Properties/behavior we care about:

  1. If a session is in-sample at 1% rate, it should be in-sample at 5%, 10%, 25%, etc.
  2. If rate is p, approx p of all sessions would be in-sample. This won't be exact but the more sessions there are (n → ∞), the sample proportion → p
  • Generate N session IDs (e.g. N=1000)
  • Convert them to decimals via normalizeId, yielding N numbers between 0 and 1
    • Because our algorithm uses <, property #1 will always hold.
    • Now we just need to worry about property #2
  • We don't actually need to test if ~10% of sessions are determined to be in sample when sample rate is 0.1, etc. – INSTEAD we just need to verify that the distribution of those N numbers (obtained from "normalizing" the randomly generated session IDs) is approximately Uniform(0,1).

We can use https://commons.apache.org/proper/commons-math/javadocs/api-3.6.1/org/apache/commons/math3/stat/inference/KolmogorovSmirnovTest.html in the Java implementation

We can create our own in the Swift implementation and use SciPy's implementation (or the aforementioned Java or the JS versions) for reference.

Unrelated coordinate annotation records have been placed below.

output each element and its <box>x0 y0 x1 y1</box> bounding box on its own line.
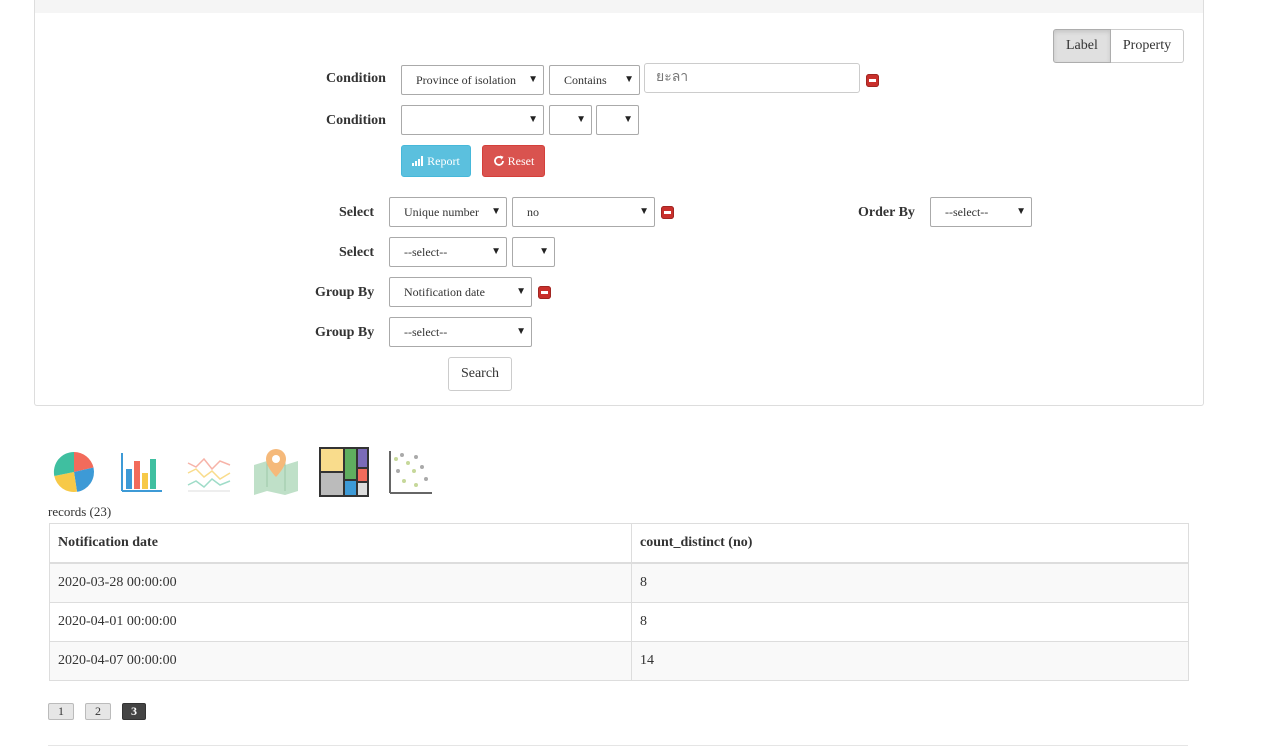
table-cell: 8 <box>631 562 1189 603</box>
search-button[interactable]: Search <box>448 357 512 391</box>
condition-value-input-1[interactable]: ยะลา <box>644 63 860 93</box>
table-row: 2020-04-01 00:00:00 8 <box>49 602 1189 642</box>
select-column-2[interactable]: ▼ <box>512 237 555 267</box>
select-field-1[interactable]: Unique number ▼ <box>389 197 507 227</box>
group-by-label-1: Group By <box>315 285 375 300</box>
order-by-value: --select-- <box>945 205 989 219</box>
bar-signal-icon <box>412 156 424 166</box>
group-by-value-1: Notification date <box>404 285 485 299</box>
table-header-row: Notification date count_distinct (no) <box>49 523 1189 564</box>
caret-down-icon: ▼ <box>516 326 526 337</box>
map-icon[interactable] <box>251 447 301 497</box>
caret-down-icon: ▼ <box>576 114 586 125</box>
page-button-1[interactable]: 1 <box>48 703 74 720</box>
condition-operator-value-1: Contains <box>564 73 607 87</box>
table-row: 2020-03-28 00:00:00 8 <box>49 562 1189 603</box>
select-column-value-1: no <box>527 205 539 219</box>
caret-down-icon: ▼ <box>528 74 538 85</box>
condition-operator-select-2[interactable]: ▼ <box>549 105 592 135</box>
order-by-label: Order By <box>858 205 915 220</box>
reset-button-label: Reset <box>507 153 535 168</box>
panel-header <box>34 0 1204 14</box>
label-toggle-button[interactable]: Label <box>1053 29 1111 63</box>
divider <box>48 745 1188 746</box>
select-column-1[interactable]: no ▼ <box>512 197 655 227</box>
caret-down-icon: ▼ <box>491 246 501 257</box>
condition-field-value-1: Province of isolation <box>416 73 516 87</box>
remove-select-icon[interactable] <box>661 206 674 219</box>
condition-label-1: Condition <box>326 71 386 86</box>
column-header[interactable]: count_distinct (no) <box>631 523 1189 564</box>
select-label-2: Select <box>339 245 374 260</box>
report-button[interactable]: Report <box>401 145 471 177</box>
caret-down-icon: ▼ <box>623 114 633 125</box>
table-row: 2020-04-07 00:00:00 14 <box>49 641 1189 681</box>
select-field-value-1: Unique number <box>404 205 479 219</box>
table-cell: 2020-03-28 00:00:00 <box>49 562 632 603</box>
group-by-select-1[interactable]: Notification date ▼ <box>389 277 532 307</box>
reset-button[interactable]: Reset <box>482 145 545 177</box>
caret-down-icon: ▼ <box>491 206 501 217</box>
group-by-label-2: Group By <box>315 325 375 340</box>
treemap-icon[interactable] <box>319 447 369 497</box>
scatter-plot-icon[interactable] <box>386 447 436 497</box>
caret-down-icon: ▼ <box>528 114 538 125</box>
select-label-1: Select <box>339 205 374 220</box>
caret-down-icon: ▼ <box>539 246 549 257</box>
group-by-value-2: --select-- <box>404 325 448 339</box>
condition-extra-select-2[interactable]: ▼ <box>596 105 639 135</box>
pie-chart-icon[interactable] <box>49 447 99 497</box>
caret-down-icon: ▼ <box>624 74 634 85</box>
search-button-label: Search <box>460 366 500 381</box>
view-toggle: Label Property <box>1053 29 1185 63</box>
table-cell: 2020-04-01 00:00:00 <box>49 602 632 642</box>
condition-operator-select-1[interactable]: Contains ▼ <box>549 65 640 95</box>
results-table: Notification date count_distinct (no) 20… <box>49 523 1189 681</box>
line-chart-icon[interactable] <box>184 447 234 497</box>
bar-chart-icon[interactable] <box>116 447 166 497</box>
select-field-value-2: --select-- <box>404 245 448 259</box>
condition-field-select-1[interactable]: Province of isolation ▼ <box>401 65 544 95</box>
table-cell: 14 <box>631 641 1189 681</box>
order-by-select[interactable]: --select-- ▼ <box>930 197 1032 227</box>
table-cell: 8 <box>631 602 1189 642</box>
pagination: 1 2 3 <box>48 703 146 720</box>
condition-label-2: Condition <box>326 113 386 128</box>
property-toggle-button[interactable]: Property <box>1110 29 1185 63</box>
table-cell: 2020-04-07 00:00:00 <box>49 641 632 681</box>
caret-down-icon: ▼ <box>516 286 526 297</box>
caret-down-icon: ▼ <box>639 206 649 217</box>
page-button-current[interactable]: 3 <box>122 703 146 720</box>
remove-condition-icon[interactable] <box>866 74 879 87</box>
records-count: records (23) <box>48 504 112 519</box>
condition-field-select-2[interactable]: ▼ <box>401 105 544 135</box>
page-button-2[interactable]: 2 <box>85 703 111 720</box>
remove-group-by-icon[interactable] <box>538 286 551 299</box>
report-button-label: Report <box>427 153 460 168</box>
caret-down-icon: ▼ <box>1016 206 1026 217</box>
select-field-2[interactable]: --select-- ▼ <box>389 237 507 267</box>
group-by-select-2[interactable]: --select-- ▼ <box>389 317 532 347</box>
column-header[interactable]: Notification date <box>49 523 632 564</box>
refresh-icon <box>493 155 504 166</box>
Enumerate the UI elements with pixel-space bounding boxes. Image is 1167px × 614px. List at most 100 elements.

Properties/behavior we care about:

  1. If a session is in-sample at 1% rate, it should be in-sample at 5%, 10%, 25%, etc.

This isn't tested in either the JS nor the Java Metrics Platform Client. I'll create a task.

  1. If rate is p, approx p of all sessions would be in-sample. This won't be exact but the more sessions there are (n → ∞), the sample proportion → p
  • Generate N session IDs (e.g. N=1000)
  • Convert them to decimals via normalizeId, yielding N numbers between 0 and 1
    • Because our algorithm uses <, property #1 will always hold.
    • Now we just need to worry about property #2
  • We don't actually need to test if ~10% of sessions are determined to be in sample when sample rate is 0.1, etc. – INSTEAD we just need to verify that the distribution of those N numbers (obtained from "normalizing" the randomly generated session IDs) is approximately Uniform(0,1).

We can use https://commons.apache.org/proper/commons-math/javadocs/api-3.6.1/org/apache/commons/math3/stat/inference/KolmogorovSmirnovTest.html in the Java implementation

We can create our own in the Swift implementation and use SciPy's implementation (or the aforementioned Java or the JS versions) for reference.

I'll create a task (maybe an epic with a subtask per implementation for this). For the JS implementation, we should also be wary of the execution environment, i.e. we should have a test for Node and a test that can be run in a browser.

Once these tasks are Done™, then we can remove this test.

phuedx claimed this task.

AIUI this is Done™ so I'm being bold and closing this task as Resolved.

The JS-specific subtasks of T355052: [EPIC] Increase coverage of sampling tests are Done™ and supersede the original test. The original test was deleted in rEEVL801d4b553c81: Integrate mediawiki/libs/metrics-platform.